Dr. James Jay Carafano
Dr. James Jay Carafano is a leading expert in national security and foreign policy affairs. Carafano previously served as the Vice President of Heritage Foundation’s Kathryn and Shelby Cullom Davis Institute for National Security and Foreign Policy and served in the US Army for 25 years. He is an accomplished historian and teacher as well as a prolific writer and researcher.

Dr.
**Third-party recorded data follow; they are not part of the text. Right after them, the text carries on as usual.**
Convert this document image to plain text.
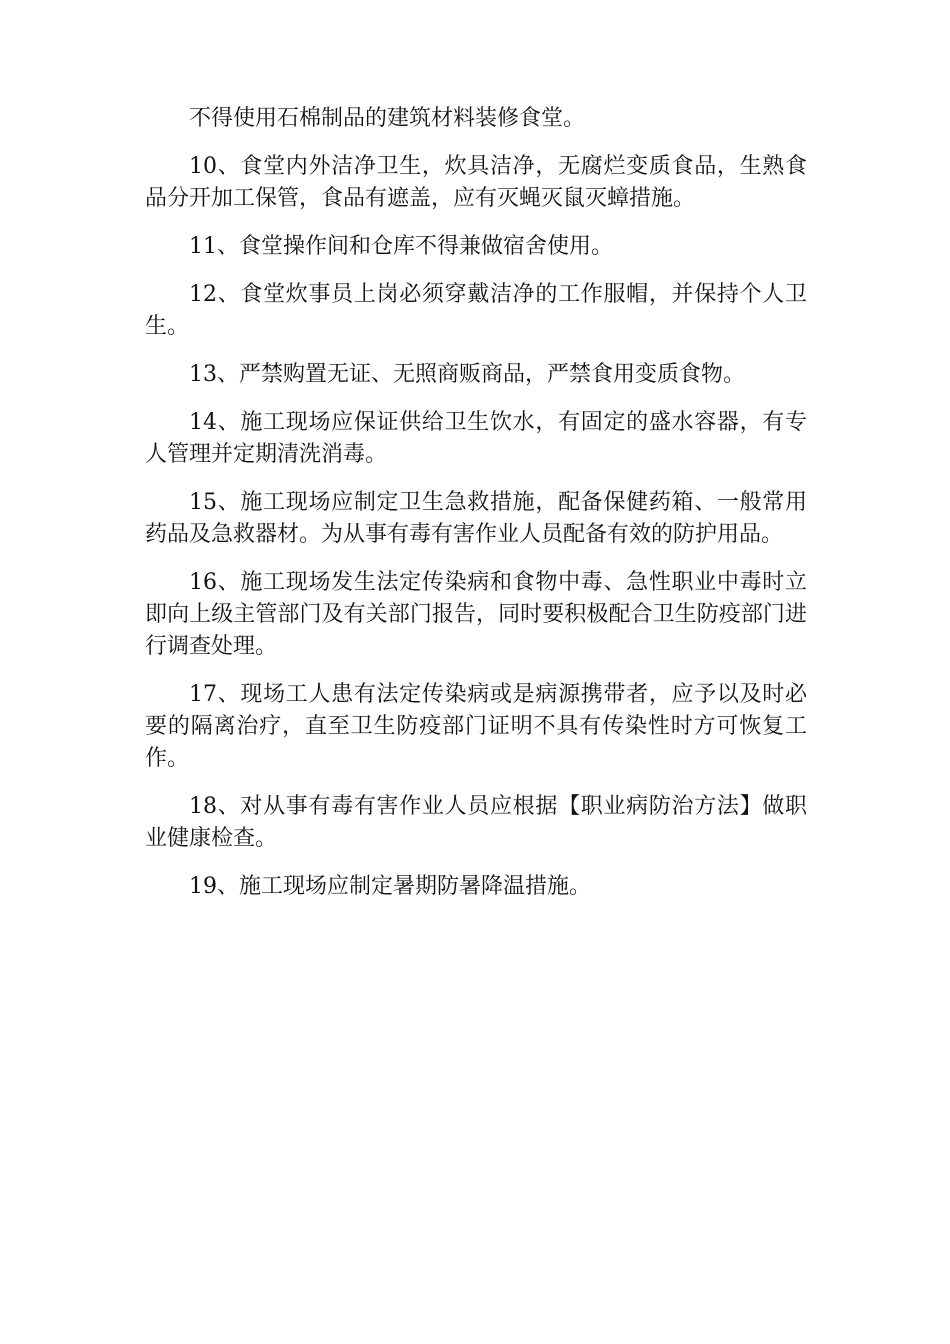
不得使用石棉制品的建筑材料装修食堂。

10、食堂内外洁净卫生，炊具洁净，无腐烂变质食品，生熟食品分开加工保管，食品有遮盖，应有灭蝇灭鼠灭蟑措施。

11、食堂操作间和仓库不得兼做宿舍使用。

12、食堂炊事员上岗必须穿戴洁净的工作服帽，并保持个人卫生。

13、严禁购置无证、无照商贩商品，严禁食用变质食物。

14、施工现场应保证供给卫生饮水，有固定的盛水容器，有专人管理并定期清洗消毒。

15、施工现场应制定卫生急救措施，配备保健药箱、一般常用药品及急救器材。为从事有毒有害作业人员配备有效的防护用品。

16、施工现场发生法定传染病和食物中毒、急性职业中毒时立即向上级主管部门及有关部门报告，同时要积极配合卫生防疫部门进行调查处理。

17、现场工人患有法定传染病或是病源携带者，应予以及时必要的隔离治疗，直至卫生防疫部门证明不具有传染性时方可恢复工作。

18、对从事有毒有害作业人员应根据【职业病防治方法】做职业健康检查。

19、施工现场应制定暑期防暑降温措施。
S. Frederick Starr
Dr. Starr is the founding Chairman of the Central Asia-Caucasus Institute and Silk Road Studies program, a transatlantic research center between Johns Hopkins University’s School of Advanced International Studies and the Institution for Security and Development Policy. Dr. Starr was also the founding Chairman of the Kennan Institute and was involved in planning the University of Central Asia and the Azerbaijan Diplomatic Academy. He has conducted extensive research and published both articles and books on the history, development, and domestic situations of greater Central Asia, as well as on US policy in Central Asia. Dr. Starr furthermore writes about the region for media outlets and journals.